So here's how I went down the information theory rabbit hole this morning.

How much information is in a bit?

You might say '%1% bit.' I am inclined to agree.

How much information is in two bits?

My answer: it depends.

Disregarding any other considerations, and on average, I would agree that two bits stores two bits of information. However, let's say that the first bit you receive from some black box is a %0%. (Or it could be a %1%, and after inverting the rest of the following argument, it would yield identical results, which perversely almost makes it seems as though that first bit carries no information after all.)

But I digress. So, you have your %0%. Now, out comes another %0% as the second bit.


A word on this black box. You don't know what's inside it. It could be a friend connected through the internet, it could be a random number generator, it could be sequential bits from a vacation picture on your hard drive, it could be aliens trying to make contact, you name it.

Now, the specific details of the type of distribution and manner of bit-generating agents that might be in there is actually an absolutely critical point which is not to be glossed over, and so I will cheerfully completely disregard it, except to say that for our purposes, we will allow in a hand-wavy way that all the possibilities listed each represent valid non-negligible possibilities, as that is the spirit of this thought experiment.

Moving on. A priori, the second bit (%b_2%) could have been a %0% or a %1%. To be able to estimate which was more likely, without knowing the details about what the probability distribution of possible bit-generating entities actually is, is arguably impossible, but with the barest of assumptions, this is no longer the case. I maintain that a second %0% was indeed the more likely bit to arrive, and by a significant margin, too.


Consider it through the lens of entropy. Whatever is in the box, it will be emitting bits following some kind of overarching guidelines, which you can consider ranging from "perfectly ordered" to "perfectly entropic", the latter being more or less synonymous with "completely random." If it is a true RNG in there, then your odds are 50/50 for each bit that comes out, including %b_2%.

However, if it is something highly ordered, say a simple computer program, it may well be printing an endless stream of zeros. As was strongly indicated by my previous excursion into the cartography of computation space, repeated streams of bits are the single easiest thing to generate with any kind of reasonable computational framework; note that computational framework here can refer to anything from a programming language to the behavior of an ant colony on down to physics itself. It simply takes less work to generate some numbers than others. So, all things being roughly equal, I submit that you'll find a second 0 more often than not. This represents the more ordered possibility, while %b_2=1% would be the more entropic possibility.

Because of these probabilities, the underlying information content of that second bit is changed.

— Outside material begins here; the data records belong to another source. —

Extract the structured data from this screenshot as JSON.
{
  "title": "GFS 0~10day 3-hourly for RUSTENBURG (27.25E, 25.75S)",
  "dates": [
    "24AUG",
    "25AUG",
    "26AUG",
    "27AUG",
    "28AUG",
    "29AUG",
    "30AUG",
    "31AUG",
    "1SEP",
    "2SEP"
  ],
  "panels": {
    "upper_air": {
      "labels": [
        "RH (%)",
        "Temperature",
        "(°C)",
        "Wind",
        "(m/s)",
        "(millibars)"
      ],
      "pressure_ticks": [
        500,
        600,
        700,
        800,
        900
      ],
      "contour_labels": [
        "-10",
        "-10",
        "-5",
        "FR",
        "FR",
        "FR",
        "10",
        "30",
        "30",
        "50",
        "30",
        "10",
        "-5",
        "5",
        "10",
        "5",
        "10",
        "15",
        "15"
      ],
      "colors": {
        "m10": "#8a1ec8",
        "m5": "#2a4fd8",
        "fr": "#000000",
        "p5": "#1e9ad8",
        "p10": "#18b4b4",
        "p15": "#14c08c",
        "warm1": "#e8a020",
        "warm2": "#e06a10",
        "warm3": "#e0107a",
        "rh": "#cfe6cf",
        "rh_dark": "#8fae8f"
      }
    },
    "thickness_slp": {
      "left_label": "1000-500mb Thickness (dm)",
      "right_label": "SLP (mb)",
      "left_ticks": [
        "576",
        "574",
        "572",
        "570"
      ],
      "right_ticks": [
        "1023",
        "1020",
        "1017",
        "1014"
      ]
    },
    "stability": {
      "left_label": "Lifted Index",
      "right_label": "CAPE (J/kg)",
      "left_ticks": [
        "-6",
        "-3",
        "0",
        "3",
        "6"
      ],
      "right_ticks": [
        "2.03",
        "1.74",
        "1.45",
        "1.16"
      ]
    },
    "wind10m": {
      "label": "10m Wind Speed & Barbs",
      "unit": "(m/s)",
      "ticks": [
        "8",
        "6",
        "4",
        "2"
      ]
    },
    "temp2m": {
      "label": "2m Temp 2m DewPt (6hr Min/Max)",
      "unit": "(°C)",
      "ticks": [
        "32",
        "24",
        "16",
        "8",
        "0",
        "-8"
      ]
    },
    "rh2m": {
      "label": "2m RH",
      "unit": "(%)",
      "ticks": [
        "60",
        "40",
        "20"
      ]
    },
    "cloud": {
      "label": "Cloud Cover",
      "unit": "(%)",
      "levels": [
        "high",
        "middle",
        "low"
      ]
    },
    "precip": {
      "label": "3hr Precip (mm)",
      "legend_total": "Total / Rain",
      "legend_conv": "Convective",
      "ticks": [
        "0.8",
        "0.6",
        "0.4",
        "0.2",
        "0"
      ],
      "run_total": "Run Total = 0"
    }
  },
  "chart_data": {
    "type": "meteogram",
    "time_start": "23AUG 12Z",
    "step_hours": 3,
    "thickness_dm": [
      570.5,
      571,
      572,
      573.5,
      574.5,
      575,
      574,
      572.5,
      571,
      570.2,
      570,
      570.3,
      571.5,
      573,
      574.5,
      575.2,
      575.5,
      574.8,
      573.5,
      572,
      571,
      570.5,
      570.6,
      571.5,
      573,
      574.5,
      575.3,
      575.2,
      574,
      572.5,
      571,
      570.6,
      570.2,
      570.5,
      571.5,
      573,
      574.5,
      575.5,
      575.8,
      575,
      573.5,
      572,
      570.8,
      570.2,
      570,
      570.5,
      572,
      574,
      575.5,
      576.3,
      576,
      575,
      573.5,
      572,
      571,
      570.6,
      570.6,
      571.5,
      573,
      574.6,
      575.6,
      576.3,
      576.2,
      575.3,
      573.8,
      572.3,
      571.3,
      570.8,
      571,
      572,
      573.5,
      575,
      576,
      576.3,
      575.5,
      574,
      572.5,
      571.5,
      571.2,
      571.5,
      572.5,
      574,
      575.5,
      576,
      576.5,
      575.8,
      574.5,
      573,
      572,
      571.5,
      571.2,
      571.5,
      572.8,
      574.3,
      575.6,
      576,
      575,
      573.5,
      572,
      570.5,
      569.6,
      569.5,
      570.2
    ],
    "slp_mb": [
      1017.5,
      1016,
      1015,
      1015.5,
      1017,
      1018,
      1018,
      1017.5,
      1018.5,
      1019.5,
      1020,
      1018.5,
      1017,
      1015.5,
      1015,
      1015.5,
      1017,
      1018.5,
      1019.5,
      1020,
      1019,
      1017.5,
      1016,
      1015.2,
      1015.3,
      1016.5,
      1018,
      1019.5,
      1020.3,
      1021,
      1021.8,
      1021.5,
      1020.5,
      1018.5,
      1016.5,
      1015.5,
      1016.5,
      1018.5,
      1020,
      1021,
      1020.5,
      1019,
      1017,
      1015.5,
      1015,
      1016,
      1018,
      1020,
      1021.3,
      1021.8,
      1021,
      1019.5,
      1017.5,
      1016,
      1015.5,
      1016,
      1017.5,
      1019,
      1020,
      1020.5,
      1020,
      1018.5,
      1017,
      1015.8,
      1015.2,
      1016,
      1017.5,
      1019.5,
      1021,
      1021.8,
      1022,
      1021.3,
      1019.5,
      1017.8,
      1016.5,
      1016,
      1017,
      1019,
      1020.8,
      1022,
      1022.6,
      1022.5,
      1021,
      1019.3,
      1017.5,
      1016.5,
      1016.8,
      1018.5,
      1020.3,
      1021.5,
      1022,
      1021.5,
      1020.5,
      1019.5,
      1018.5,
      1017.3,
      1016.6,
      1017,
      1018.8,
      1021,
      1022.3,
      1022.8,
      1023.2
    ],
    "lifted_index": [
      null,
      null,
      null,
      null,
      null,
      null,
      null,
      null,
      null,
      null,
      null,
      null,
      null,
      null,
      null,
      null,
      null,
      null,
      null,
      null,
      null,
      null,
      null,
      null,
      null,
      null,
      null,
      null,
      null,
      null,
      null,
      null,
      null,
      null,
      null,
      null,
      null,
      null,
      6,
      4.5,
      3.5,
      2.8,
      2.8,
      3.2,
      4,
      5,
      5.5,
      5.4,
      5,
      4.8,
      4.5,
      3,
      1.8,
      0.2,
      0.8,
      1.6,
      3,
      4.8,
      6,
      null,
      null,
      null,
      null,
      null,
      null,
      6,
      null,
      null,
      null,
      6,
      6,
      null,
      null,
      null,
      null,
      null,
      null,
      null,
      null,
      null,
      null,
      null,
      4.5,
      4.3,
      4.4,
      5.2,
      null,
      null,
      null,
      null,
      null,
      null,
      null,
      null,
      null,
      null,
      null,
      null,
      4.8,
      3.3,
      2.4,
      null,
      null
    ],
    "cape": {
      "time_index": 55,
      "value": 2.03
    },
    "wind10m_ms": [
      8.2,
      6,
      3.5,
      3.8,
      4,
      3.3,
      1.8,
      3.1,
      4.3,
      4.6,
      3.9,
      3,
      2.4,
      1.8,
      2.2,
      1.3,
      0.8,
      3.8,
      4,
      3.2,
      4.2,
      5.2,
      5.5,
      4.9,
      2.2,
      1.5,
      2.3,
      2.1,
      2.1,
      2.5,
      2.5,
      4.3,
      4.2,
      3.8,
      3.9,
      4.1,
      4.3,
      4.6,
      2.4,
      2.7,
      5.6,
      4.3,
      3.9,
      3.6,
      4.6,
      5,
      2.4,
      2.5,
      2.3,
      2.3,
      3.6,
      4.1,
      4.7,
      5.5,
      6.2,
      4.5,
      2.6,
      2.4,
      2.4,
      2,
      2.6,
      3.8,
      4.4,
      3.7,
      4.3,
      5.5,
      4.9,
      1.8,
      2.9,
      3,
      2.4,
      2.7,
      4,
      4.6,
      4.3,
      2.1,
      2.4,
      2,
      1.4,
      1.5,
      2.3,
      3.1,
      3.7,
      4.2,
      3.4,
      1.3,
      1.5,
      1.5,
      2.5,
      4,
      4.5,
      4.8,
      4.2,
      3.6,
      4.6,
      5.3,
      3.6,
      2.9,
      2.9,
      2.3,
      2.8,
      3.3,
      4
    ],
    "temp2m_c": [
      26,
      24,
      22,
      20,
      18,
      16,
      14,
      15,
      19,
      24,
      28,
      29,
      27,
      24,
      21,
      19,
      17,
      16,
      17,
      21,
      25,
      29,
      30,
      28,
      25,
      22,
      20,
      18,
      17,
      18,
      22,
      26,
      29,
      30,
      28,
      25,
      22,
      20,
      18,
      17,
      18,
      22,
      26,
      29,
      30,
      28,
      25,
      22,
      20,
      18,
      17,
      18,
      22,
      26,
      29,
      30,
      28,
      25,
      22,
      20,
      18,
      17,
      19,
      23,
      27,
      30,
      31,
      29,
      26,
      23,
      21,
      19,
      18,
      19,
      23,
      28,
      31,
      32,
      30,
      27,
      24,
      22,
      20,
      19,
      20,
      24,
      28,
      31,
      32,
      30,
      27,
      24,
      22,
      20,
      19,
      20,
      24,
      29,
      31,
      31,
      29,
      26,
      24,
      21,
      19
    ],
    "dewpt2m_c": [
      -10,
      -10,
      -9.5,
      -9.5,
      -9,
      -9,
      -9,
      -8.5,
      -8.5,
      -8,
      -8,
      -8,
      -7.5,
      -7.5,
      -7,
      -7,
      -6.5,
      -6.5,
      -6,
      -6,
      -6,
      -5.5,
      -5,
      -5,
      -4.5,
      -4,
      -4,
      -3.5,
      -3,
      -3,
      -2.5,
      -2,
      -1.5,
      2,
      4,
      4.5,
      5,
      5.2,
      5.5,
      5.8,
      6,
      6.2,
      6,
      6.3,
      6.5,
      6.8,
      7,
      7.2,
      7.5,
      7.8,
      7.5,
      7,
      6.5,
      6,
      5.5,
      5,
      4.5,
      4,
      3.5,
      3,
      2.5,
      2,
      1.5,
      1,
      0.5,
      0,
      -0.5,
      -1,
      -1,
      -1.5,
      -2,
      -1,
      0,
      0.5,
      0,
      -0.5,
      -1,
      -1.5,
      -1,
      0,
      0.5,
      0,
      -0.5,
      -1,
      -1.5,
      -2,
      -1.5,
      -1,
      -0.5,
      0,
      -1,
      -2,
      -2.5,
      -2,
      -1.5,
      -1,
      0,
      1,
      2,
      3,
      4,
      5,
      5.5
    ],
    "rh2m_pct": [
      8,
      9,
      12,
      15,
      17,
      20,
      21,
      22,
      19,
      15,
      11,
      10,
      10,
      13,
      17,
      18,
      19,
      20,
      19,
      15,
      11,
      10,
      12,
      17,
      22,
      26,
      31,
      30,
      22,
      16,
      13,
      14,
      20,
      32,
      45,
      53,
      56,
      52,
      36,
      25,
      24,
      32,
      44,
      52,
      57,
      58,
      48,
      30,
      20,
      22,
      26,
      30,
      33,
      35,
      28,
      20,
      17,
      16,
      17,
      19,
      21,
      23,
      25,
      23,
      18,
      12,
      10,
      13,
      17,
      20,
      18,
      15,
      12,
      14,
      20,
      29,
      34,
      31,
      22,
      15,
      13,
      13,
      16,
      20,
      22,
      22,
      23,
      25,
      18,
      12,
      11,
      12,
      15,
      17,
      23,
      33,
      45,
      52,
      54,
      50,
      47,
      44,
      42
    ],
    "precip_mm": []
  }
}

After all, if something very likely happens, you've gained very little information; if the sun rises tomorrow, you can't conclude much from it. If the sun were not to rise, well, that contains a LOT of information, information you'd get to enjoy for maybe a month or two before the atmosphere freezes over.


Let's try a more mathematical but equally stark demonstration of the same essential argument. Consider: you watch the box for days, and all it does it spit out %0%s, one after another. Millions of them. Each new zero says even less than the one before it (or, arguably, devalues all bits received retroactively—probably moot.)

And then, one day, you wake up and see a single %1% came through. Being a man or woman of science, you eventually think to count exactly how many zeros came out before the %1%, and to your amazement, there are %3,141,592,654% zeros, which you naturally immediately recognize as %\pi \times 10^9%. Even setting aside any deeper implications about what that might portend, it is now obvious that the odds are extremely good that there is an agent or process which is highly structured at work in the box.

All that from a single bit. Clearly that %3,141,592,655^(th)% bit contained more information than the millions before it. You might say it shares its information content among all the bits before it, but it has still, by itself, made an enormous net change to the Shannon entropy and Kolmogorov complexity of the data. As a lower bound, you might say that in such a pattern, where you have %n% %0%s followed by a single %1%, that %1% contains at least a ballpark figure of %log_2 n% bits of actual information, that being the amount of information inherent in the number generated. E.g., %0000 0000 1% gives you %8% zeros, and %log_2 8 = 3%, which is the number of bits you'd require to generate a number between %1% and %8% inclusive.

So what?

I don't know. Stuff is neat.

(Maybe I'll show how primes fit into all this tomorrow!)